Coverdale obsesses over the thought that Zenobia has been married. She is young, wealthy, and beautiful, but if she has ever been married then nobody in the world seems to know. Then again, Coverdale remembers, her hometown in far away and any rumors of her marriage might not reach Boston. Coverdale asserts that there is no hard evidence for his beliefs. Still, few “girl[s]” laugh or talk like Zenobia. Although Coverdale tries to shame himself out of his preoccupation with Zenobia’s past, he can’t shake the thought that she has been married and has had sex. Zenobia asks why he stares at her and Coverdale says he wants to solve the mystery of her life, though she’ll never tell him about it. According to Coverdale, bachelors feel cheated when women they know have given themselves away. Coverdale isn’t in love with Zenobia, but he still wants to satisfy his curiosity.

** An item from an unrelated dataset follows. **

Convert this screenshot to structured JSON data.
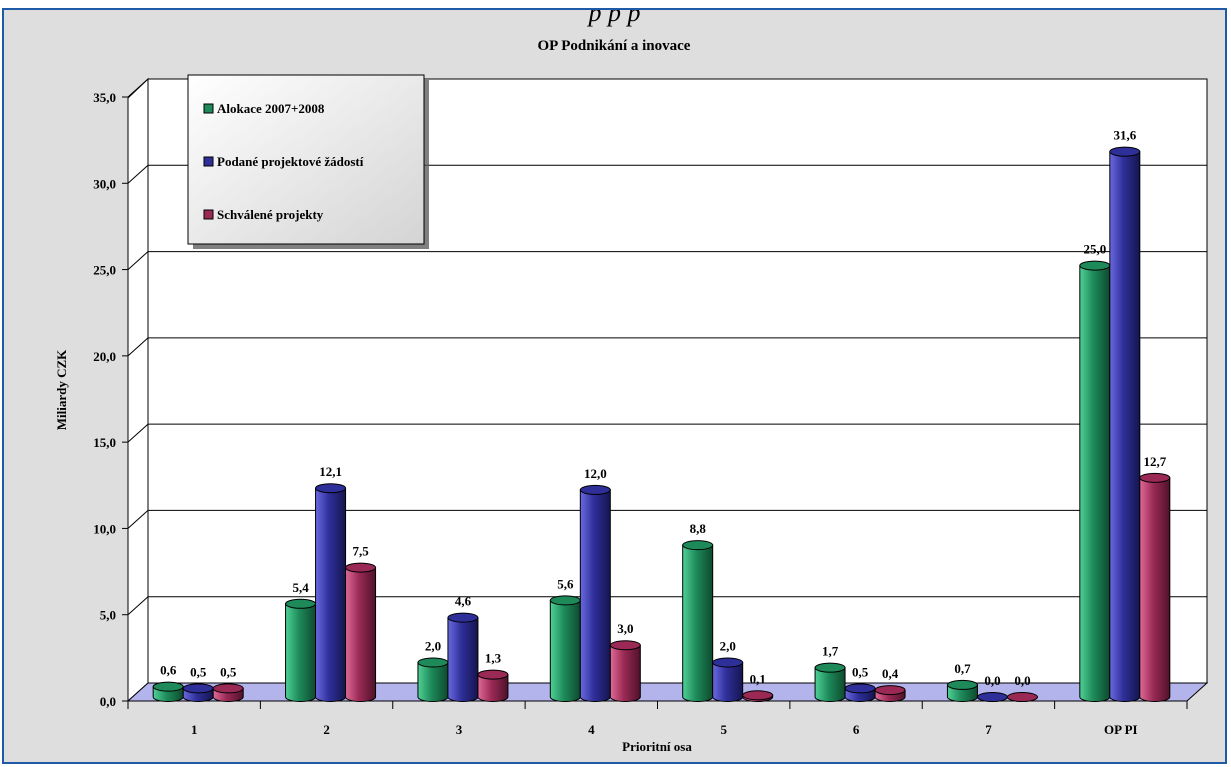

Coverdale is obsessed with Zenobia’s sexuality, but he doesn’t want to be. He reveals his own shame for having these feelings but emphasizes that he can’t help it (possibly due to her enchanted flowers). In Coverdale’s mind (and in the language throughout the book) the difference between a “girl” and a woman isn’t age, but experience. A girl is sexually innocent and pure, but a woman has real sex appeal and probably some sexual experience. This is why Coverdale thinks of Zenobia as a woman and Priscilla as a girl, even though there’s no justifiable reason to believe Zenobia has any more sexual experience than Priscilla, or that Priscilla has any less.